Managing Director Kano Road Traffic Agency
- Incumbent
- Assumed office 2019

Majority Leader Kano State House of Assembly
- In office 2018–2019
- Preceded by: Muhammad Bello Butu Butu
- Succeeded by: Labaran Abdul Madari

Personal details
- Born: 22 June 1973 (age 53) Kano Municipal
- Party: All Progressive Congress (APC)
- Relations: Married
- Education: Kano State Polytechnic Bayero University Kano
- Profession: Politician
- Website: https://kanoassembly.gov.ng/baffa-babba/

= Baffa Babba Danagundi =

Nigerian politician

Baffa Babba Danagundi, popularly known as Baffanyo, a Nigerian politician, former Majority Leader in the Kano State House of Assembly

== Early life and education ==
Baffa was born in Kofar Danagundi quarters of Kano Municipal in the year 1973 he is from the family of late Babba Danagundi one of the Kingmakers of Kano Emirate Council with the traditional title Sarkin Dawaki Mai Tuta and great grandson to Jamo of the Sullubawa Fulani Clan

Baffa attended Gidan Makama Special Primary School between 1981 and 1986, he also attended Government Technical College, Wudil between 1986 and 1989, and Unity College, Karaye between 1989 and 1992. Baffa obtained his National Diploma and Higher National Diploma from Kano State Polytechnic. He Obtained MBA from Bayero University Kano

==Career==
Baffa started his career as an Assistant Clerical Officer up to Principal Registrar in Kano State High Court of Justice where he voluntary resigned and joined politics

== Politics ==
Baffa Was the Acting Chairman of Kano Municipal who was appointed by former Governor of Kano State Malam Ibrahim Shekarau in 2007, Baffa was also Senior Special Assistant to former Governor of Kano State Rabiu Kwankwaso between 2012 and 2014.

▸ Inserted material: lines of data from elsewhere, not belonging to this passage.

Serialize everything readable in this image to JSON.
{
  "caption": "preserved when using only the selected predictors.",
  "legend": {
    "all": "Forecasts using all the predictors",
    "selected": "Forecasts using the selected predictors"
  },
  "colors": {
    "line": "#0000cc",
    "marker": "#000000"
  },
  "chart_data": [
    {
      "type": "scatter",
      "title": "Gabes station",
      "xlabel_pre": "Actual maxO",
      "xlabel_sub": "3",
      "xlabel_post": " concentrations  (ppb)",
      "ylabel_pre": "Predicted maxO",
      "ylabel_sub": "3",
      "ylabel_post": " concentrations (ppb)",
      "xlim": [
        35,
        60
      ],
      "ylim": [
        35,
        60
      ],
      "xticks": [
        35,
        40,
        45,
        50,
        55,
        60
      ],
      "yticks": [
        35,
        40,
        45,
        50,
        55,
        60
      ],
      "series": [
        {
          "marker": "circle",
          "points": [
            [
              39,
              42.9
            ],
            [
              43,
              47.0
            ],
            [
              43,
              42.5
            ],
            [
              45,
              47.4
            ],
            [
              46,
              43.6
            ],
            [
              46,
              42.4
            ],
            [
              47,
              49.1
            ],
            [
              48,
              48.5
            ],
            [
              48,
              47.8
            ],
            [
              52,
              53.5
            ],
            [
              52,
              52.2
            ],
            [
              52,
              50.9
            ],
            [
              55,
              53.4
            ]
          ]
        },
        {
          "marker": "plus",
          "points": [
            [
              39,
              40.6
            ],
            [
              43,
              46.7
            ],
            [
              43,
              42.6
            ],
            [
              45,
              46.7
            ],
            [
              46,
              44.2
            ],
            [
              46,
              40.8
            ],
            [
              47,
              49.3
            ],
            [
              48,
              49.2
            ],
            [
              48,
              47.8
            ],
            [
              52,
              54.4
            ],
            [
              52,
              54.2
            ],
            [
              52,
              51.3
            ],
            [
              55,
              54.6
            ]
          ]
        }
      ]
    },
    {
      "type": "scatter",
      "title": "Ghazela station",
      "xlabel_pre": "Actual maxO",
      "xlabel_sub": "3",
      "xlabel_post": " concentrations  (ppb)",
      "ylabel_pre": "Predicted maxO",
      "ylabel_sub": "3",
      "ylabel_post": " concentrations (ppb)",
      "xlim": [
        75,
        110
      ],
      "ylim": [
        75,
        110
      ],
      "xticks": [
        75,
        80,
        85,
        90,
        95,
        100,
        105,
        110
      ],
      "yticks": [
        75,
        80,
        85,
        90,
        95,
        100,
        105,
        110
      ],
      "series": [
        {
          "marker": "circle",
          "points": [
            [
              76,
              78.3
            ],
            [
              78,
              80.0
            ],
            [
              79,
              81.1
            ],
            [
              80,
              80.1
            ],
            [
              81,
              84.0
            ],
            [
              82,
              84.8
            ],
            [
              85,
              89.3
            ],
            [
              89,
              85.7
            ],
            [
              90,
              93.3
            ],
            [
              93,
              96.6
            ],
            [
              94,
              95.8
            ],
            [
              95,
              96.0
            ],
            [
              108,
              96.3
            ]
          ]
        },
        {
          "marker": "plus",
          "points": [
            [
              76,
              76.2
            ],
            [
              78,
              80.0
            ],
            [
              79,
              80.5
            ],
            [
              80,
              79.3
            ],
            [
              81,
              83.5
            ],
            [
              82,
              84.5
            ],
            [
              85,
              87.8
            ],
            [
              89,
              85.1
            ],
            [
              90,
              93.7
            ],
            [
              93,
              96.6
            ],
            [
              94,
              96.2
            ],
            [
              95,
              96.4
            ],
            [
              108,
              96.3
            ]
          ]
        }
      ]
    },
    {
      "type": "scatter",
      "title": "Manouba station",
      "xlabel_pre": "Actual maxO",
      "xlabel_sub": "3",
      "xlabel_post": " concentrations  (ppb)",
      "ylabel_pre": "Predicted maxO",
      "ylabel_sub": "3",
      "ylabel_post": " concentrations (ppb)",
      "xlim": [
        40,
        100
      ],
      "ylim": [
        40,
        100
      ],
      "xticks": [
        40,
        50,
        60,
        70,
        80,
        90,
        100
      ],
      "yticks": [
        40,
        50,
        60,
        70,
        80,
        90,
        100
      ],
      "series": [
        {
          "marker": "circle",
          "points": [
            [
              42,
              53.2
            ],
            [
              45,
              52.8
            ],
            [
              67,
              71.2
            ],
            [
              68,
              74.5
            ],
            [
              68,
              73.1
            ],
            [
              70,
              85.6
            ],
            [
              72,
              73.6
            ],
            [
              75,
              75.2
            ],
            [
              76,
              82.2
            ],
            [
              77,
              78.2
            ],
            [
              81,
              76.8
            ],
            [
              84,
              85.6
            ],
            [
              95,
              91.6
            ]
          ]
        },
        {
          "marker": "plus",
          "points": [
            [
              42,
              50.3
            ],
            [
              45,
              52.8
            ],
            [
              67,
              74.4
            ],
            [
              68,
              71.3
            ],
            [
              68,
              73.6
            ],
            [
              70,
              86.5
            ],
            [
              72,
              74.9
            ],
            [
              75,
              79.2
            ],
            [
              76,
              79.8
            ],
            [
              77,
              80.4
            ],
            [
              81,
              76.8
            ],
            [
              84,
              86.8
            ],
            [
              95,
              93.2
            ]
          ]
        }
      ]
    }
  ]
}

Baffa was elected Member of Kano State House of Assembly on the platform of All Progressives Congress (APC) in 2015 Nigerian general election he defeated the incumbent Member Salisu Maje Ahmad Gwangwazo of Peoples Democratic Party (PDP). Baffa was elected the Majority leader in 2018 after the impeachment of the former speaker of the House Yusuf Abdullahi Ata and the Majority Leader Muhammad Bello Butu Butu
Baffa Chaired so many committee in the house of assembly which include the investigation committee on the controversial Video Clip showing a Kano State Governor, Abdullahi Umar Ganduje receiving $5 million bribe in October 2018 which was published by Jaafar Jaafar on his online publication company Daily Nigerian. Baffa was also the Vice chairman of Committee set to investigating former Emir of Kano Sanusi Lamido Sanusi on eight-count charges of allegation/defamation of character, breach of oath of office/oath of allegiance, abuse of office privileges and protocol and political and religious interference. He also contested in 2019 Nigerian General Election where he lost to the parson he defeated in 2015 Salisu Maje Ahmad Gwangwazo of Peoples Democratic Party (PDP).
Baffa was appointed the Managing Director of Kano Road Traffic Agency (KAROTA), by Kano State Governor Abdullahi Umar Ganduje after he lost in the 2019 Nigerian General Election In July 2024, President Bola Ahmed Tinubu appointed Baffa Babba Danagundi as the new Director-General of the National Productivity Centre (NPC). A month later Concerned Kano Citizens, a civil liberty organization, accused DanAgundi of leading a group of people who violently disrupted an otherwise peaceful protest.